3月31日の創立式で本格的に始動した韓国プロ野球の新球団・SSGランダース(前SKワイバーンズ)。
新球団とはいえ元メジャーリーガーのチュ・シンスや、かつて横浜DeNAベイスターズで活躍したジェイミー・ロマックなど、2番から6番まで歴代級のネームバリューと実力を備えた打者が揃っている。
しかし、そんな重量打線の1番には、今年でプロ2年目のシーズンを迎える若手選手、チェ・ジフン(24)が起用されており、彼の成長と出塁が今シーズンの得点力に直結すると言われている。
SSGランダースのキム・ウォンヒョン監督は、早くからチュ・シンス、チェ・ジョン、ジェイミー・ロマック、チェ・ジュファン、ハン・ユソムといった5人で、打線の中核を構築した。
監督は、「2番から6番まではこのようなラインナップだ。もちろんこの中で打順が変わる可能性はあるが、基本的に5人はこの順に起用する」とし、上位打線への期待を示した。
監督の言葉通り、SSGランダースの中心打線はほかのどのチームと比べても劣らない強力打線だ。
メジャーリーグのオールスターにも選ばれたチュ・シンスを筆頭に、韓国プロ野球の歴代三塁手として最多本塁打記録を持つチェ・ジョン、4年間で135本塁打を放ったロマック、現役二塁手で最も優れた長打力を誇るチェ・ジュファン、そして1シーズン40本塁を放ったハン・ユソムという多士済々な顔ぶれとなっている。
韓国シリーズで優勝した2018年のように、強力な火力を武器にビックイニングを生み出すという勝利への公式が期待できるはずだ。
しかし、これはあくまでも予想に過ぎず、打線が繋がらなければビッグイニングも生まれない。チュ・シンス、チェ・ジョン、ロマックらはいずれも出塁率と長打率に優れた打者だが、確実に繋いでこそ強力なシナジー効果が生まれるはずだ。

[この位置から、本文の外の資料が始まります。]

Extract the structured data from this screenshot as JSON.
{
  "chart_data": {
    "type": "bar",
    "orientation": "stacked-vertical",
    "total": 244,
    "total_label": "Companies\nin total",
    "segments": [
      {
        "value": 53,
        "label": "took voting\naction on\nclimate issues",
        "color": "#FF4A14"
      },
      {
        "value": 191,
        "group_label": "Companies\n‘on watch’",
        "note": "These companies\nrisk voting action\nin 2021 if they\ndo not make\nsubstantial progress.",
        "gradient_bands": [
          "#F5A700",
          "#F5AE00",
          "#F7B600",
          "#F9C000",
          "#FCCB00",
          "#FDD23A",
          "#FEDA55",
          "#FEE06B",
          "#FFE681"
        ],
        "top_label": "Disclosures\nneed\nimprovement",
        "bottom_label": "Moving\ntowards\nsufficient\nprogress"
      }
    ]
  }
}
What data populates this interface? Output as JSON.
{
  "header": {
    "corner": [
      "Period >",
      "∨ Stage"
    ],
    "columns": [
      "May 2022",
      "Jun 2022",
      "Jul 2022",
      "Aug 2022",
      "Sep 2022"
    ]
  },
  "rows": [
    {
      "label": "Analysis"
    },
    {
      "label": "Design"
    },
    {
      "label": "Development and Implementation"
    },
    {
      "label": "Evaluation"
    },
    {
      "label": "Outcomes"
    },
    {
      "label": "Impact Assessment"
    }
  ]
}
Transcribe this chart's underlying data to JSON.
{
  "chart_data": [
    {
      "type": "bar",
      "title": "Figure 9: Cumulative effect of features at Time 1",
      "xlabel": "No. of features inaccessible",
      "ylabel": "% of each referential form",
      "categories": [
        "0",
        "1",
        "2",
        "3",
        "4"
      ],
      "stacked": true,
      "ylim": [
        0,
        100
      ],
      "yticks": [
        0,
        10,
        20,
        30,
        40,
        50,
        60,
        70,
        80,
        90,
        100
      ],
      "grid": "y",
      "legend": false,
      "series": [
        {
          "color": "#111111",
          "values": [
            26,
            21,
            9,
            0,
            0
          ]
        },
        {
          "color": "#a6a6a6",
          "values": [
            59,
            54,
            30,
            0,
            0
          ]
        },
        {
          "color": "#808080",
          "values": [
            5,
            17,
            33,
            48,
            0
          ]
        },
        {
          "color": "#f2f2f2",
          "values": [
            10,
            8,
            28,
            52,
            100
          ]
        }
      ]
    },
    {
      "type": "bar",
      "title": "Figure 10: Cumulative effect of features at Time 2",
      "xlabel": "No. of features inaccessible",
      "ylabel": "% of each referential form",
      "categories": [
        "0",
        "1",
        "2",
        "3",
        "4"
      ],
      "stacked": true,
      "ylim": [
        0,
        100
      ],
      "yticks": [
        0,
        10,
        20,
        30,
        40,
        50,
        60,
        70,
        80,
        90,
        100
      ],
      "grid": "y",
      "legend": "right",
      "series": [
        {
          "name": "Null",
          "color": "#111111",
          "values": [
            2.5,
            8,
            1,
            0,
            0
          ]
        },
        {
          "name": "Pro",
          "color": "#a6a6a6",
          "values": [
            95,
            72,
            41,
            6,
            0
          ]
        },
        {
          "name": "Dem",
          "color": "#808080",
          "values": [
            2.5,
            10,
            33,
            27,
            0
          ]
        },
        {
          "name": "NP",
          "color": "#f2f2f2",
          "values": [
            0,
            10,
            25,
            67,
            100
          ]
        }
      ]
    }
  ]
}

そして全チームがそうであるように、1番打者の出塁率が非常に重要となってくる。これが開幕前からリードオフマンとして期待がかかるチェ・ジフンの打席が、さらに注目される理由だ。
開幕前までの調子は悪くないようだ。チェ・ジフンは30日に行われた最後のオープン戦でも、3打数2安打でマルチヒットを記録している。

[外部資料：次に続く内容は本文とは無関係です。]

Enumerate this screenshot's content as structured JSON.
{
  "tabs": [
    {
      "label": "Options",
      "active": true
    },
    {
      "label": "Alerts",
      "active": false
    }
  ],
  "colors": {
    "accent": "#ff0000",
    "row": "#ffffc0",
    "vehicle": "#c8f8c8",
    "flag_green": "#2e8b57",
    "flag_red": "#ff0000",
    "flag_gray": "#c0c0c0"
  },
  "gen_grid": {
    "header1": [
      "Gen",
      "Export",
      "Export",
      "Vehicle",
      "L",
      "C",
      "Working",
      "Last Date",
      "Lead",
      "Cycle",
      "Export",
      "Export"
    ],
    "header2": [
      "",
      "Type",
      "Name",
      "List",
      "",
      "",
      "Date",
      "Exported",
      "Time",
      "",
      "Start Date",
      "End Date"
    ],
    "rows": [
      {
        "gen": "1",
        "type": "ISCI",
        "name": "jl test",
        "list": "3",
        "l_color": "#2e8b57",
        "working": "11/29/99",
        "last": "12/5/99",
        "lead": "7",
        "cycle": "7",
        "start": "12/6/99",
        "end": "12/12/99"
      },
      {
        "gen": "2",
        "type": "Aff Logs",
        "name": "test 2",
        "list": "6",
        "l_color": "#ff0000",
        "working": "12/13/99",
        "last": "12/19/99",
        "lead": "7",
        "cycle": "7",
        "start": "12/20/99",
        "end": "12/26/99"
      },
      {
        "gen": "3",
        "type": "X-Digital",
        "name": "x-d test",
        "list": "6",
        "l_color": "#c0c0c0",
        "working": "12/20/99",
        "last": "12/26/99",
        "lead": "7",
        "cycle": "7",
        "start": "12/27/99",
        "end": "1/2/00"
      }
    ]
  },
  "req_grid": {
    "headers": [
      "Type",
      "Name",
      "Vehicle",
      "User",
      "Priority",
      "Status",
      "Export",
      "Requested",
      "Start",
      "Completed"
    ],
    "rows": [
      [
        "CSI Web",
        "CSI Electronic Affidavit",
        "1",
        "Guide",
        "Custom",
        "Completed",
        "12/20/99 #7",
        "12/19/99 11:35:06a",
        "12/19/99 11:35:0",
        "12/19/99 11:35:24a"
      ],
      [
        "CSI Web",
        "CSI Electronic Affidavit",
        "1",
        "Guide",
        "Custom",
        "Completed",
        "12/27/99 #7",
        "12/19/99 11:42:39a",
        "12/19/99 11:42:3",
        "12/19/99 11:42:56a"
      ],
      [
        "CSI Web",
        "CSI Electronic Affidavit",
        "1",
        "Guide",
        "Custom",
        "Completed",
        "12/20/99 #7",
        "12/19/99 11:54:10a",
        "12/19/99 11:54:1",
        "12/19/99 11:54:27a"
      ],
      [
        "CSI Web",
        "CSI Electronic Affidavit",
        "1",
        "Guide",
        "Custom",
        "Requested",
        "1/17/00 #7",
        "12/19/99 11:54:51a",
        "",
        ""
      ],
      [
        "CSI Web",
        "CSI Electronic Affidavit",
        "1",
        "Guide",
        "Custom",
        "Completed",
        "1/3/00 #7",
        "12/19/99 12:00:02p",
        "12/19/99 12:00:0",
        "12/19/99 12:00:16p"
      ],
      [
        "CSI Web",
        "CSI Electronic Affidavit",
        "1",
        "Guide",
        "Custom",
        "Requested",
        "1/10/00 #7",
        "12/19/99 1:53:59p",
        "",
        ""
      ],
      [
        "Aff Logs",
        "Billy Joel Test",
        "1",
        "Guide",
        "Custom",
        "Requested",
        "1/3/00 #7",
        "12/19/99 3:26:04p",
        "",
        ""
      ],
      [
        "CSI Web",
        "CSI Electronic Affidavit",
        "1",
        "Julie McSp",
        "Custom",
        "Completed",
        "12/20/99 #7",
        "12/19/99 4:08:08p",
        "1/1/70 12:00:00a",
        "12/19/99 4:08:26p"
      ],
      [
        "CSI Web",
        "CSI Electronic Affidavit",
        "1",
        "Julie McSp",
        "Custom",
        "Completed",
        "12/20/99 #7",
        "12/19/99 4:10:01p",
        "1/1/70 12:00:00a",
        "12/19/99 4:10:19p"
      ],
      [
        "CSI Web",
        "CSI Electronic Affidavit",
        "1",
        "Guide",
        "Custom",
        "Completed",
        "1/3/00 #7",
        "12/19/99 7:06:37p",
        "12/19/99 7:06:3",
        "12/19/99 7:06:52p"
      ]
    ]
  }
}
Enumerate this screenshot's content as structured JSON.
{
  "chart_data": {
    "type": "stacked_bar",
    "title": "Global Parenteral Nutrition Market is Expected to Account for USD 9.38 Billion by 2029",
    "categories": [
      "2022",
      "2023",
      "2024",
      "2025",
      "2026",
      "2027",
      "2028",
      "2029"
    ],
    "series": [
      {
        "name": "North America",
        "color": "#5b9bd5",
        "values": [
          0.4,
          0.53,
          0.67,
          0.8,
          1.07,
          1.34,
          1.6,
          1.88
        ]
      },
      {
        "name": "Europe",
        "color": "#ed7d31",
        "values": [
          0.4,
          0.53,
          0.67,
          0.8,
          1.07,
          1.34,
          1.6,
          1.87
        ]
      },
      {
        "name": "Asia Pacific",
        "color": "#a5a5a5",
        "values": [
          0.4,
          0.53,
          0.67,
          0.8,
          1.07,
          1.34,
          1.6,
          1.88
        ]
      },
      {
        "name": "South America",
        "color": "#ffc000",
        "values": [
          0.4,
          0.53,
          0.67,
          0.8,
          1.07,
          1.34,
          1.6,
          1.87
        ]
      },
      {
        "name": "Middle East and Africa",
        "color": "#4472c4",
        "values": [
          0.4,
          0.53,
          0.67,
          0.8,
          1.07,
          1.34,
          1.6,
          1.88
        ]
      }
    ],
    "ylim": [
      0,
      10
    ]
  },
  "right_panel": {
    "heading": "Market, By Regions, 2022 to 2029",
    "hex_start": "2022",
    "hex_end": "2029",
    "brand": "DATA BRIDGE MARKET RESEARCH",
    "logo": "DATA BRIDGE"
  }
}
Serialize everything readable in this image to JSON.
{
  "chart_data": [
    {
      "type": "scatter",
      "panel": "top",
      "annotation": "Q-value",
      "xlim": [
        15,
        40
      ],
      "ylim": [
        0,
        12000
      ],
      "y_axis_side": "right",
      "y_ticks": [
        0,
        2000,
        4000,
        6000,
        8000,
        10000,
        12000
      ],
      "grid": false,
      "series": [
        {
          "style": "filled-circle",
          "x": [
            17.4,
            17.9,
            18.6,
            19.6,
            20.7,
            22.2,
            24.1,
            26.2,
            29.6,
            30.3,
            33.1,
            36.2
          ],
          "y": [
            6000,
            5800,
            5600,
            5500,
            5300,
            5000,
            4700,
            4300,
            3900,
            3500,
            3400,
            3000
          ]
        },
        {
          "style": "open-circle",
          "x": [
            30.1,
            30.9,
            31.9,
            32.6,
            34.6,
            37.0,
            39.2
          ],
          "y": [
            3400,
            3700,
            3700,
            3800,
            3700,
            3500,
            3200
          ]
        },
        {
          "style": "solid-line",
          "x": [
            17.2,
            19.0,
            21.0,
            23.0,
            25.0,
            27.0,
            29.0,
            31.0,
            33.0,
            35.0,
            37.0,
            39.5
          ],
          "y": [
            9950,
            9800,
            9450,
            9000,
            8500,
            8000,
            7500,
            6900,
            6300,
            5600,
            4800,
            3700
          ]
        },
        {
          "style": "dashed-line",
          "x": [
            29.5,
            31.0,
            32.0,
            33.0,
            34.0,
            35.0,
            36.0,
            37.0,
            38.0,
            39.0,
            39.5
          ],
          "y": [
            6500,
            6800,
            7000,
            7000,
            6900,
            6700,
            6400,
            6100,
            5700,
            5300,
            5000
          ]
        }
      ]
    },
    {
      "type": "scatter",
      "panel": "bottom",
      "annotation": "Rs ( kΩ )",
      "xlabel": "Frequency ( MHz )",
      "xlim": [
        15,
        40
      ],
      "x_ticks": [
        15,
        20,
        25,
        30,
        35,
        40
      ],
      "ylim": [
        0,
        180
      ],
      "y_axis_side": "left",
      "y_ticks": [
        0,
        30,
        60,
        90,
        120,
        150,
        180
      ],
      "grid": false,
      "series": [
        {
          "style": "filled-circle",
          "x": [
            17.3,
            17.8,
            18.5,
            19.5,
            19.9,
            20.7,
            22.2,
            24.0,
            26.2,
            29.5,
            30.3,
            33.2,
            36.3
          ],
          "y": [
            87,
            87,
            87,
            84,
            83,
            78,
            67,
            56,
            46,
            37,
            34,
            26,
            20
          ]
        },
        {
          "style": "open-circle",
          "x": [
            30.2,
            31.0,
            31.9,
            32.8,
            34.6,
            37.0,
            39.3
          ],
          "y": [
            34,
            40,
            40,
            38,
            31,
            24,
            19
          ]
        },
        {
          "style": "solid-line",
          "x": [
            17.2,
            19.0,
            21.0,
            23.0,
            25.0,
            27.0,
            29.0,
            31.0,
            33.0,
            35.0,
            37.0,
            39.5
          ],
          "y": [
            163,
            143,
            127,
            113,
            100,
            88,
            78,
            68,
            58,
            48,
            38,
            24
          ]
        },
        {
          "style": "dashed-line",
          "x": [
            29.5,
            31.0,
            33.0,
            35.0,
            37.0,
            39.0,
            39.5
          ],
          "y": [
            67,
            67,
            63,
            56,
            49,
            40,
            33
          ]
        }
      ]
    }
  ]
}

多くの試合は消化できなかったものの、実戦を通じてよりシンプルかつ正確なバッティングができているようだ。昨夏はルーキーとして苦戦していたが、2シーズン目を迎えるだけにフィジカル面、メンタル面での向上が見込まれている。
何よりも守備において、チェ・ジフンは絶対的に必要な選手だ。フランチャイズ・プレーヤーであるキム・ガンミンのバトンを、チェ・ジフンが引き継ぐということがSSGランダースの描く青写真だ。
もちろん早期の成功は断言できない。しかし、SSGランダースにはチェ・ジフンが失敗したとしても、頼もしい“プランB”が用意されている。
キム・ウォンヒョン監督は、「打撃コーチがチュ・シンスを1番に推薦している。まだ考えていないが、状況によってはそのような起用もあり得る」とし、チェ・ジフンが思うような結果を残せなかった場合の調整も想定済みということだ。
“プランB”に挙げられたものの、チュ・シンスは1番打者として信頼できる選手だ。メジャーリーグでプレーした16年間、彼は1番として3365打席を消化している。1番打者としての出場時は、通算出塁率0.378、OPS(出塁率+長打率)0.824という高次元のリードオフマンとして活躍してきた。
大切に育てたいチェ・ジフンが失敗したとしても、SSGランダースは早くも二の矢を準備している。